Philippines: Violence displaced returnee communities anew
12 February 2014|Louie Bacomo
Mindanao,12 February 2014 – Internally Displaced returnee communities in Maguindanao and North Cotabato, in the southern Philippines, were forced to flee once again, just one day after the signing of the last annex of the Bangsamoro Framework (FAB), the much anticipated peace agreement between the Moro Islamic Liberation Front (MILF) and the government of the Philippines, on 26th January, 2014.
Fighting between the Bangsamoro Islamic Freedom Fighters (BIFF) and government forces has resumed ever since the New Year. On 20th January, the military requested evacuation of civilians in at least four municipalities in Maguindanao where BIFF camps are located. A JRS field officer reported that “In Kabasalan, there are more or less 40 airplanes and speed boats. In Rajah Buayan, there are 48 military trucks.
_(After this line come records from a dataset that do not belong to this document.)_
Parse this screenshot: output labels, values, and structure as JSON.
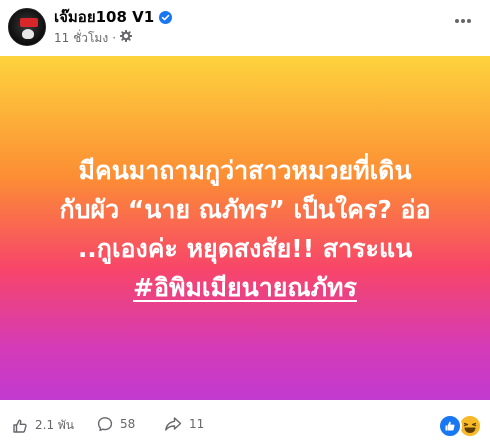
{
  "header": {
    "page_name": "เจ๊มอย108 V1",
    "time_text": "11 ชั่วโมง",
    "separator": "·"
  },
  "post": {
    "text_lines": [
      "มีคนมาถามกูว่าสาวหมวยที่เดิน",
      "กับผัว “นาย ณภัทร” เป็นใคร? อ่อ",
      "..กูเองค่ะ หยุดสงสัย!! สาระแน"
    ],
    "hashtag": "#อิพิมเมียนายณภัทร"
  },
  "footer": {
    "like_count": "2.1 พัน",
    "comment_count": "58",
    "share_count": "11"
  },
  "colors": {
    "brand_blue": "#1877f2",
    "gradient_top": "#fdd33d",
    "gradient_mid": "#f7456a",
    "gradient_bottom": "#c13ad0",
    "haha_yellow": "#f7b928",
    "meta_gray": "#65676b"
  },
  "icons": {
    "verified": "verified-badge-icon",
    "privacy": "public-gear-icon",
    "more": "more-options-icon",
    "like": "thumbs-up-icon",
    "comment": "comment-bubble-icon",
    "share": "share-arrow-icon",
    "reaction_like": "like-reaction-icon",
    "reaction_haha": "haha-reaction-icon"
  }
}
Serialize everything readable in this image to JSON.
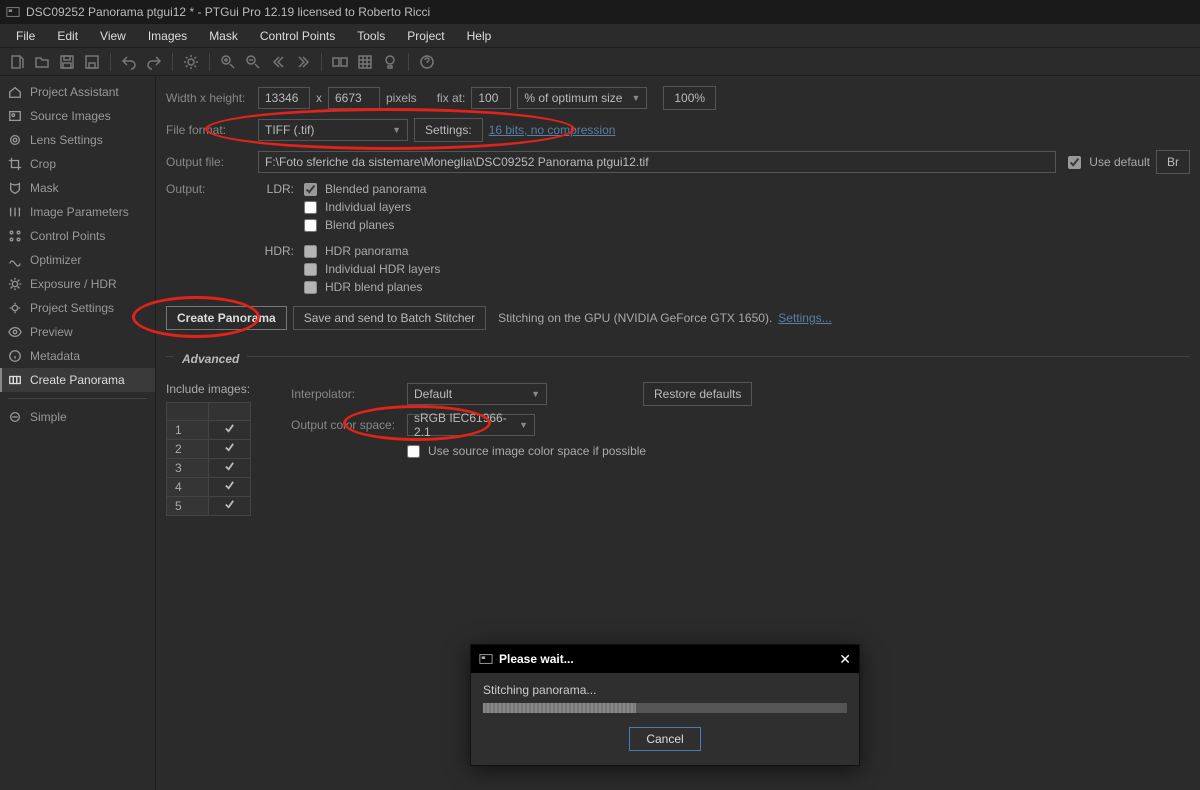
{
  "window": {
    "title": "DSC09252 Panorama ptgui12 * - PTGui Pro 12.19 licensed to Roberto Ricci"
  },
  "menu": {
    "file": "File",
    "edit": "Edit",
    "view": "View",
    "images": "Images",
    "mask": "Mask",
    "cp": "Control Points",
    "tools": "Tools",
    "project": "Project",
    "help": "Help"
  },
  "sidebar": {
    "items": [
      "Project Assistant",
      "Source Images",
      "Lens Settings",
      "Crop",
      "Mask",
      "Image Parameters",
      "Control Points",
      "Optimizer",
      "Exposure / HDR",
      "Project Settings",
      "Preview",
      "Metadata",
      "Create Panorama"
    ],
    "simple": "Simple"
  },
  "form": {
    "wh_label": "Width x height:",
    "width": "13346",
    "x": "x",
    "height": "6673",
    "pixels": "pixels",
    "fixat": "fix at:",
    "fix": "100",
    "ofopt": "% of optimum size",
    "pct100": "100%",
    "ff_label": "File format:",
    "ff": "TIFF (.tif)",
    "settings": "Settings:",
    "ff_desc": "16 bits, no compression",
    "out_label": "Output file:",
    "out": "F:\\Foto sferiche da sistemare\\Moneglia\\DSC09252 Panorama ptgui12.tif",
    "use_def": "Use default",
    "browse": "Br",
    "output_label": "Output:",
    "ldr": "LDR:",
    "blended": "Blended panorama",
    "indiv": "Individual layers",
    "blendplanes": "Blend planes",
    "hdr": "HDR:",
    "hdrpan": "HDR panorama",
    "indivhdr": "Individual HDR layers",
    "hdrblend": "HDR blend planes",
    "create": "Create Panorama",
    "batch": "Save and send to Batch Stitcher",
    "stitch_info": "Stitching on the GPU (NVIDIA GeForce GTX 1650).",
    "stitch_link": "Settings..."
  },
  "adv": {
    "title": "Advanced",
    "include": "Include images:",
    "interp": "Interpolator:",
    "interp_v": "Default",
    "restore": "Restore defaults",
    "ocs": "Output color space:",
    "ocs_v": "sRGB IEC61966-2.1",
    "use_src": "Use source image color space if possible",
    "rows": [
      "1",
      "2",
      "3",
      "4",
      "5"
    ]
  },
  "dlg": {
    "title": "Please wait...",
    "status": "Stitching panorama...",
    "cancel": "Cancel"
  }
}
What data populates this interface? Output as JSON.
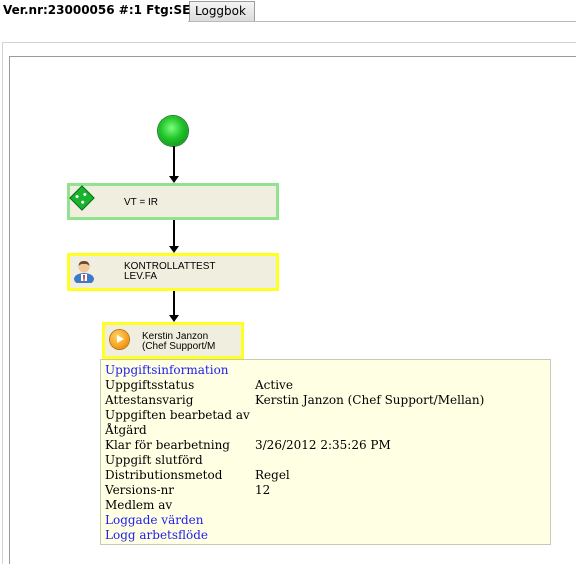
{
  "tabs": [
    {
      "label": "Ver.nr:23000056 #:1 Ftg:SE",
      "active": true
    },
    {
      "label": "Loggbok",
      "active": false
    }
  ],
  "workflow": {
    "start_icon": "start-circle-icon",
    "nodes": [
      {
        "label": "VT = IR",
        "icon": "decision-diamond-icon",
        "border_color": "#93e28f"
      },
      {
        "label_line1": "KONTROLLATTEST",
        "label_line2": "LEV.FA",
        "icon": "person-icon",
        "border_color": "#ffff22"
      },
      {
        "label_line1": "Kerstin Janzon",
        "label_line2": "(Chef Support/M",
        "icon": "play-icon",
        "border_color": "#ffff22"
      }
    ]
  },
  "task_info": {
    "heading": "Uppgiftsinformation",
    "fields": [
      {
        "label": "Uppgiftsstatus",
        "value": "Active"
      },
      {
        "label": "Attestansvarig",
        "value": "Kerstin Janzon (Chef Support/Mellan)"
      },
      {
        "label": "Uppgiften bearbetad av",
        "value": ""
      },
      {
        "label": "Åtgärd",
        "value": ""
      },
      {
        "label": "Klar för bearbetning",
        "value": "3/26/2012 2:35:26 PM"
      },
      {
        "label": "Uppgift slutförd",
        "value": ""
      },
      {
        "label": "Distributionsmetod",
        "value": "Regel"
      },
      {
        "label": "Versions-nr",
        "value": "12"
      },
      {
        "label": "Medlem av",
        "value": ""
      }
    ],
    "links": [
      "Loggade värden",
      "Logg arbetsflöde"
    ],
    "link_color": "#1d1df0",
    "background": "#ffffe3"
  }
}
In Datu Salibu about 20 military trucks, and across the Pulangi River, there are more than 100 military men.” The military launched their coordinated assault of BIFF areas on January 27 with shelling and bombardment of IDP returnee communities, including those assisted by JRS – Ganta, Pandi and Damabalas. In Datu Piang, Maguindanao where JRS has a field post, a bomb exploded in the marketplace on 2nd February, injuring a pregnant woman and an eight-year old girl.
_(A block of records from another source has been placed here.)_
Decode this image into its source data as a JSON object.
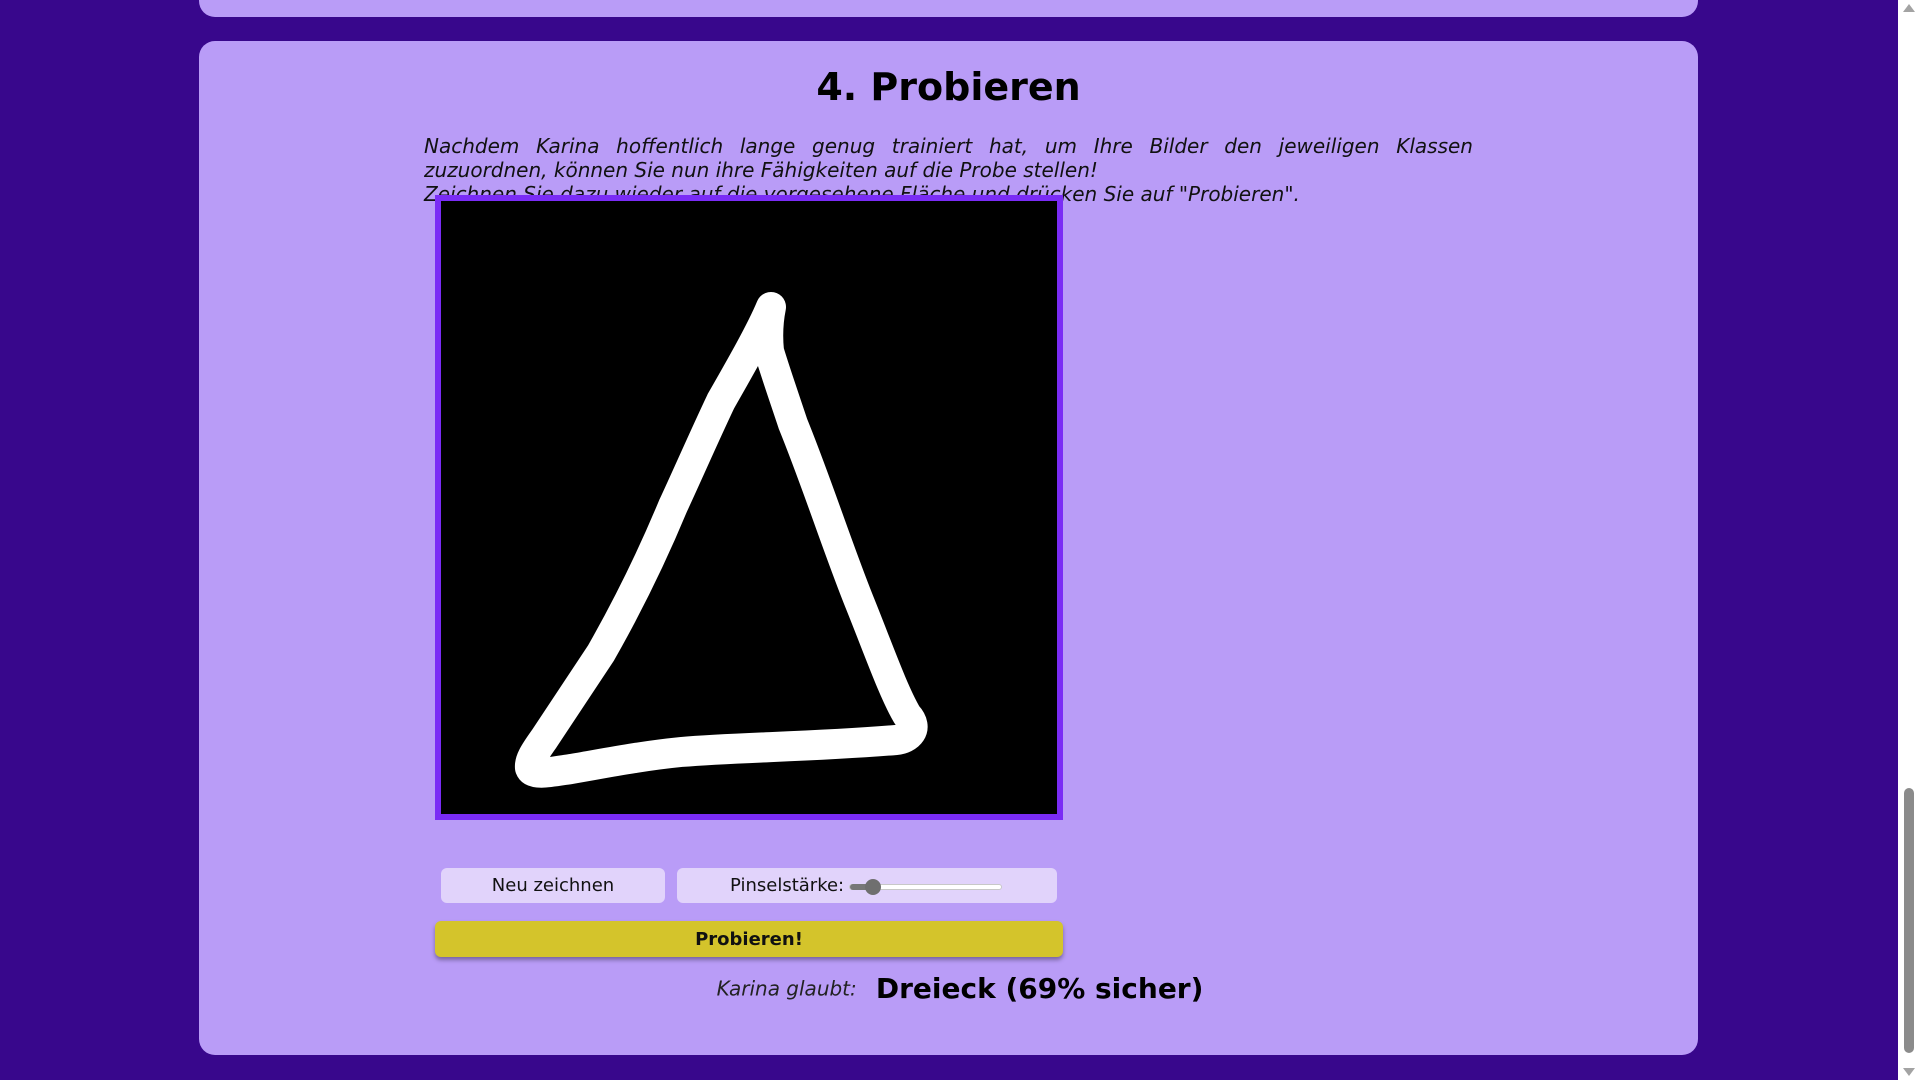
{
  "section": {
    "title": "4. Probieren",
    "instructions": [
      "Nachdem Karina hoffentlich lange genug trainiert hat, um Ihre Bilder den jeweiligen Klassen zuzuordnen, können Sie nun ihre Fähigkeiten auf die Probe stellen!",
      "Zeichnen Sie dazu wieder auf die vorgesehene Fläche und drücken Sie auf \"Probieren\"."
    ]
  },
  "canvas": {
    "background": "#000000",
    "stroke_color": "#ffffff",
    "drawing": "triangle"
  },
  "controls": {
    "clear_label": "Neu zeichnen",
    "brush_label": "Pinselstärke:",
    "brush_size_fraction": 0.15
  },
  "try_button": {
    "label": "Probieren!"
  },
  "result": {
    "label": "Karina glaubt:",
    "prediction": "Dreieck (69% sicher)"
  },
  "colors": {
    "page_background": "#38078c",
    "card_background": "#b99cf7",
    "canvas_border": "#7a2cf5",
    "button_light": "#e1d3fb",
    "try_button": "#d4c42b"
  }
}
There are no new evacuation centers and IDPs are living with relatives in Datu Piang, Pikit and other nearby towns. Most of these towns are the same areas where they sought shelter during the displacement in 2008 when the peace process with the previous government collapsed. The local government units (LGUs) have provided food packages to the IDPs. The LGU and DSWD of Datu Piang have delivered food to about 400 families in the town center. JRS has reached out to the IDPs who are in Datu Piang but is limited by security and safety concerns. JRS Project Director, Blas Descallar, is communicating with the field officer to assess the situation and provide emergency assistance. “We have some information but we need to validate it since our main concern for now is safety,” he added.
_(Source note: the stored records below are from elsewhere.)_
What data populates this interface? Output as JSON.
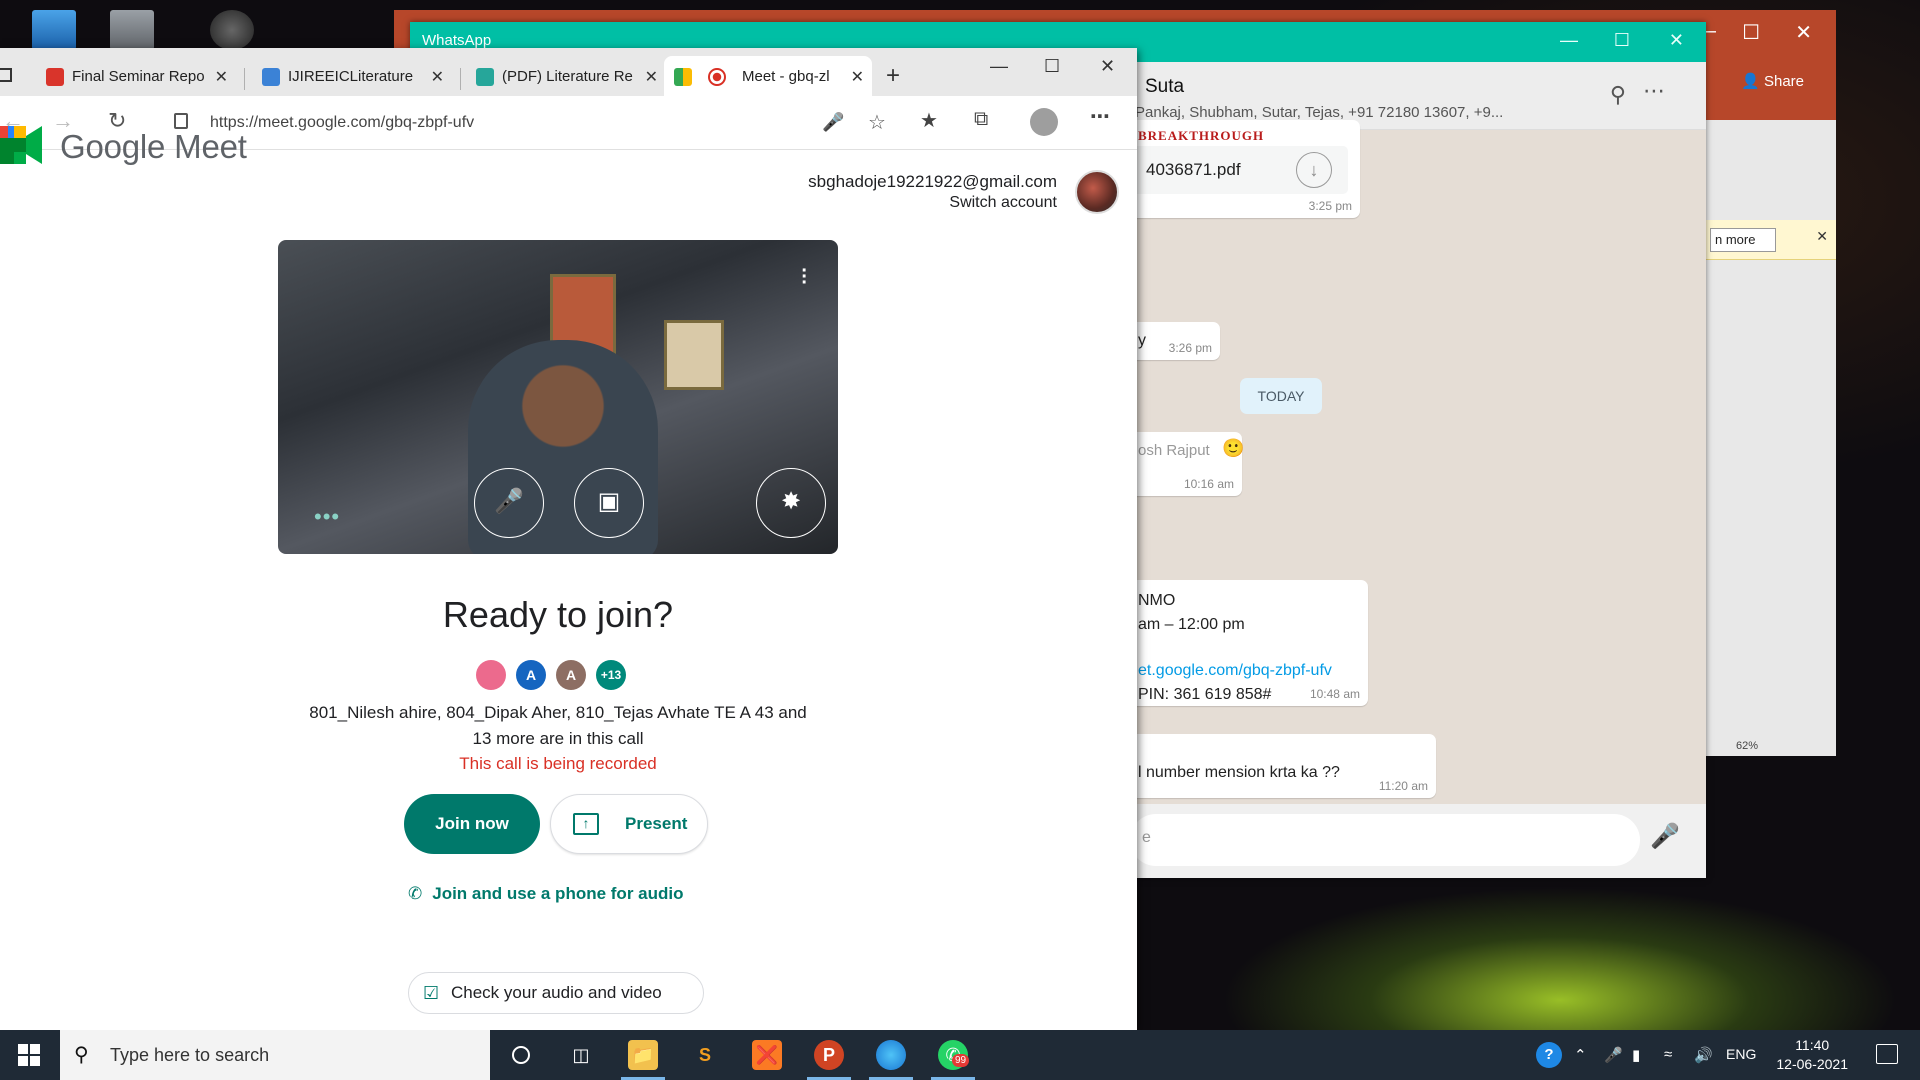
{
  "whatsapp": {
    "title": "WhatsApp",
    "chat_name": "Suta",
    "members": "Pankaj, Shubham, Sutar, Tejas, +91 72180 13607, +9...",
    "pdf_name": "4036871.pdf",
    "pdf_time": "3:25 pm",
    "msg1_text": "y",
    "msg1_time": "3:26 pm",
    "date_divider": "TODAY",
    "msg2_sender": "osh Rajput",
    "msg2_time": "10:16 am",
    "msg3_line1": "NMO",
    "msg3_line2": "am – 12:00 pm",
    "msg3_link": "et.google.com/gbq-zbpf-ufv",
    "msg3_pin": "PIN: 361 619 858#",
    "msg3_time": "10:48 am",
    "msg4_text": "l number mension krta ka ??",
    "msg4_time": "11:20 am",
    "input_placeholder": "e",
    "banner_text": "BREAKTHROUGH"
  },
  "powerpoint": {
    "share_label": "Share",
    "learn_more": "n more",
    "zoom": "62%"
  },
  "browser": {
    "tabs": [
      {
        "label": "Final Seminar Repo",
        "color": "#d9342b"
      },
      {
        "label": "IJIREEICLiterature",
        "color": "#3b82d6"
      },
      {
        "label": "(PDF) Literature Re",
        "color": "#26a69a"
      },
      {
        "label": "Meet - gbq-zl",
        "color": "#00897b"
      }
    ],
    "url": "https://meet.google.com/gbq-zbpf-ufv"
  },
  "meet": {
    "brand": "Google Meet",
    "email": "sbghadoje19221922@gmail.com",
    "switch_account": "Switch account",
    "ready_title": "Ready to join?",
    "avatars": [
      {
        "text": "",
        "color": "#ec6a8d"
      },
      {
        "text": "A",
        "color": "#1565c0"
      },
      {
        "text": "A",
        "color": "#8d6e63"
      },
      {
        "text": "+13",
        "color": "#00897b"
      }
    ],
    "in_call_line1": "801_Nilesh ahire, 804_Dipak Aher, 810_Tejas Avhate TE A 43 and",
    "in_call_line2": "13 more are in this call",
    "recorded": "This call is being recorded",
    "join_label": "Join now",
    "present_label": "Present",
    "phone_label": "Join and use a phone for audio",
    "check_label": "Check your audio and video"
  },
  "taskbar": {
    "search_placeholder": "Type here to search",
    "lang": "ENG",
    "time": "11:40",
    "date": "12-06-2021",
    "whatsapp_badge": "99"
  }
}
The peace process between the Moro Islamic Liberation Front (MILF) and the Philippine government (GPH) has been difficult. The failure of the agreement on the ancestral domain issue (MOA-AD) in August 2008 resulted to the biggest conflict displacement in the Philippines during the last decade. The approval of the last of four major annexes of the Framework Agreement Bangsamoro (FAB) now paves the way for the signing of the Comprehensive Agreement Bangsamoro (CAB). It is a key achievement for both the Moro Islamic Liberation Front (MILF) and the Philippine government (GPH) and demonstrated their strong resolve towards a peaceful resolution to the conflict despite the violence incited by other rebel groups including the most recent siege of Zamboanga City.
The government and the MILF representatives are hopeful but realistic about the challenges ahead. MILF peace panel chair Mohagher Iqbal said that the last annex entailed a “lot of sacrifices on the part of the MILF.” GPH chief negotiator Miriam Coronel-Ferrer said that while this signing marks the end of the negotiation, “It also marks the beginning of the bigger challenge ahead which is the bigger challenge of implementation.”
The present violence and displacement involving the BIFF, a splinter group of the MILF, certainly pose a critical challenge for all. Armed alliances among Moro groups opposed to the FAB have caused death and disruption of lives and livelihoods in many communities. Aid organizations present in these communities, such as JRS, have witnessed and experienced the seemingly endless task of communities rebuilding their lives amidst ongoing conflict. “We have been evacuating here and there since I was small. When will I stop this life of a bakwit (evacuee)?” asked an elderly woman from Pandi village who JRS is assisting.
With the resumption of violence on land now occupied by returnee communities, it is clear that the final peace agreement, described as a highly confidential negotiation process by the government and MILF leaders, has not won the confidence of the people. Not yet.